Friday, January 18, 2008

The Usual Suspects

By Cernig

The CIA has placed the blame for Benazir Bhutto's assassination on a combination of Al Qaeda, America's primary enemy, and South Waziristan tribal leader Baitullah Mehsud, Pakistan's primary internal enemy. How convenient.
Offering the most definitive public assessment by a U.S. intelligence official, Hayden said Bhutto was killed by fighters allied with Mehsud, a tribal leader in northwestern Pakistan, with support from al-Qaeda's terrorist network. That view mirrors the Pakistani government's assertions.

The same alliance between local and international terrorists poses a grave risk to the government of President Pervez Musharraf, a close U.S. ally in the fight against terrorism, Hayden said in 45-minute interview with The Washington Post. "What you see is, I think, a change in the character of what's going on there," he said. "You've got this nexus now that probably was always there in latency but is now active: a nexus between al-Qaeda and various extremist and separatist groups."
But there's some question over the accuracy of hayden's pronouncement.
"This was done by that network around Baitullah Mehsud. We have no reason to question that," Hayden said.

...Some administration officials outside the agency who deal with Pakistani issues were less conclusive, with one calling the assertion "a very good assumption."

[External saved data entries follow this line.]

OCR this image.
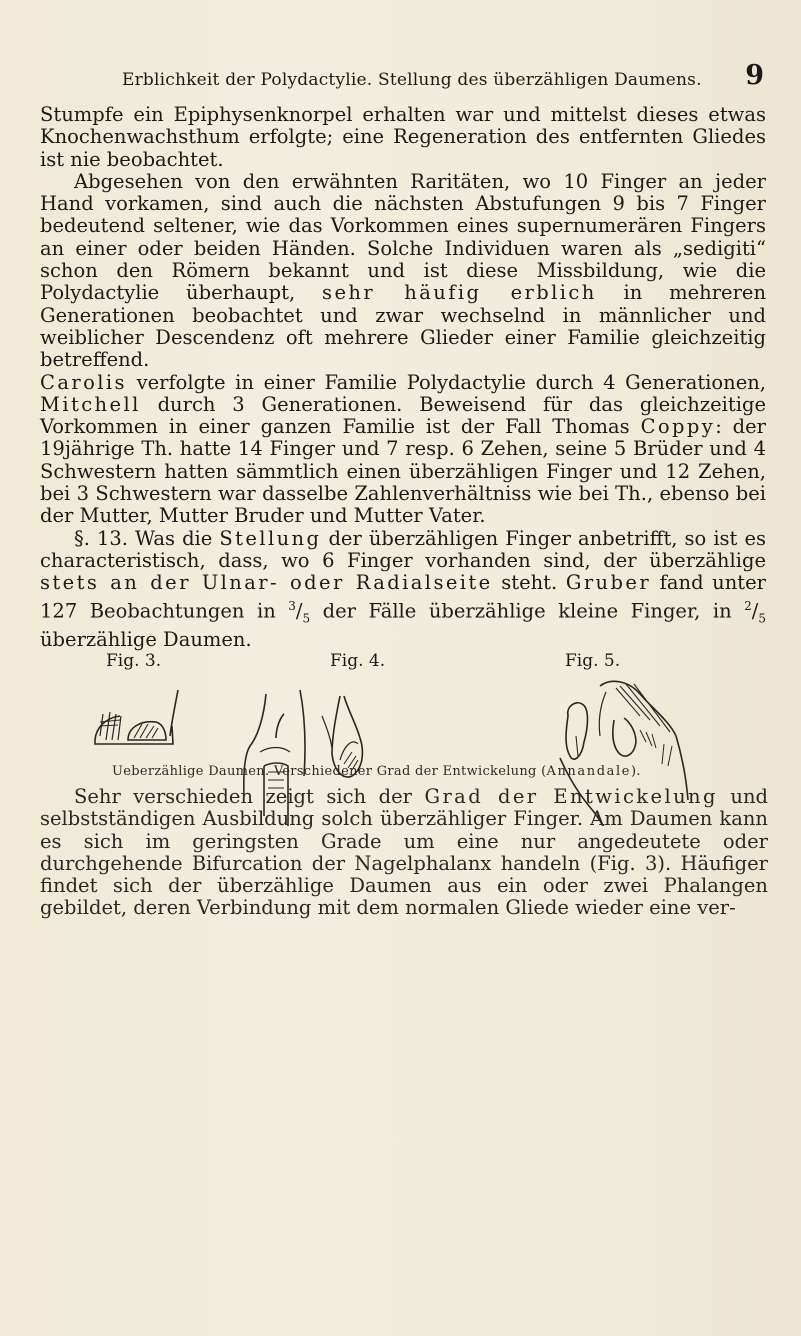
Erblichkeit der Polydactylie. Stellung des überzähligen Daumens. 9

Stumpfe ein Epiphysenknorpel erhalten war und mittelst dieses etwas Knochenwachsthum erfolgte; eine Regeneration des entfernten Gliedes ist nie beobachtet.

Abgesehen von den erwähnten Raritäten, wo 10 Finger an jeder Hand vorkamen, sind auch die nächsten Abstufungen 9 bis 7 Finger bedeutend seltener, wie das Vorkommen eines supernumerären Fingers an einer oder beiden Händen. Solche Individuen waren als „sedigiti“ schon den Römern bekannt und ist diese Missbildung, wie die Polydactylie überhaupt, sehr häufig erblich in mehreren Generationen beobachtet und zwar wechselnd in männlicher und weiblicher Descendenz oft mehrere Glieder einer Familie gleichzeitig betreffend.
Carolis verfolgte in einer Familie Polydactylie durch 4 Generationen, Mitchell durch 3 Generationen. Beweisend für das gleichzeitige Vorkommen in einer ganzen Familie ist der Fall Thomas Coppy: der 19jährige Th. hatte 14 Finger und 7 resp. 6 Zehen, seine 5 Brüder und 4 Schwestern hatten sämmtlich einen überzähligen Finger und 12 Zehen, bei 3 Schwestern war dasselbe Zahlenverhältniss wie bei Th., ebenso bei der Mutter, Mutter Bruder und Mutter Vater.

§. 13. Was die Stellung der überzähligen Finger anbetrifft, so ist es characteristisch, dass, wo 6 Finger vorhanden sind, der überzählige stets an der Ulnar- oder Radialseite steht. Gruber fand unter 127 Beobachtungen in $^3/_5$ der Fälle überzählige kleine Finger, in $^2/_5$ überzählige Daumen.

Fig. 3.	Fig. 4.	Fig. 5.
Ueberzählige Daumen. Verschiedener Grad der Entwickelung (Annandale).

Sehr verschieden zeigt sich der Grad der Entwickelung und selbstständigen Ausbildung solch überzähliger Finger. Am Daumen kann es sich im geringsten Grade um eine nur angedeutete oder durchgehende Bifurcation der Nagelphalanx handeln (Fig. 3). Häufiger findet sich der überzählige Daumen aus ein oder zwei Phalangen gebildet, deren Verbindung mit dem normalen Gliede wieder eine ver-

One of the officials said there was no "incontrovertible" evidence to prove or rebut the assessment.
So not everyone agrees with Hayden's assessment. Why could that be? Here comes the outrageous spin which is more important than accuracy:
Hayden said that the United States has "not had a better partner in the war on terrorism than the Pakistanis." The turmoil of the past few weeks has only deepened that cooperation, he said, by highlighting "what are now even more clearly mutual and common interests."
Oh, I get it - fixing the intelligence around the policy again, rather than admitting the policy of supporting and arming Musharraf's regime was an utter failure. Spin rather than actually addressing questions about Musharraf's government's catch and release of terrorist bigwigs and failure to even chase Bin Laden (who supposedly needs dialysis) or Mullah Omar (MI6 even provided his telephone number and address at an ISI safe house in Quetta).

Same old, same old. If you're a despot with a faux-democratic smokescreen, willing to mouth platitudes about the War on Some Terror and buy expensive military toys, you've no better friend than the Bush administration.

Update Looks like I'm not the only one who is highly sceptical about Hayden's pronouncement. Larisa at Raw Story reports that several former and current officials and intelligence agents from both the US and Britain don't believe it either. Don't bother holding your breath for the Scotland Yard report either. the Pakistani authorities have banned them from looking into who might be responsible and told them to restrict their investigations to only the exact cause of her death.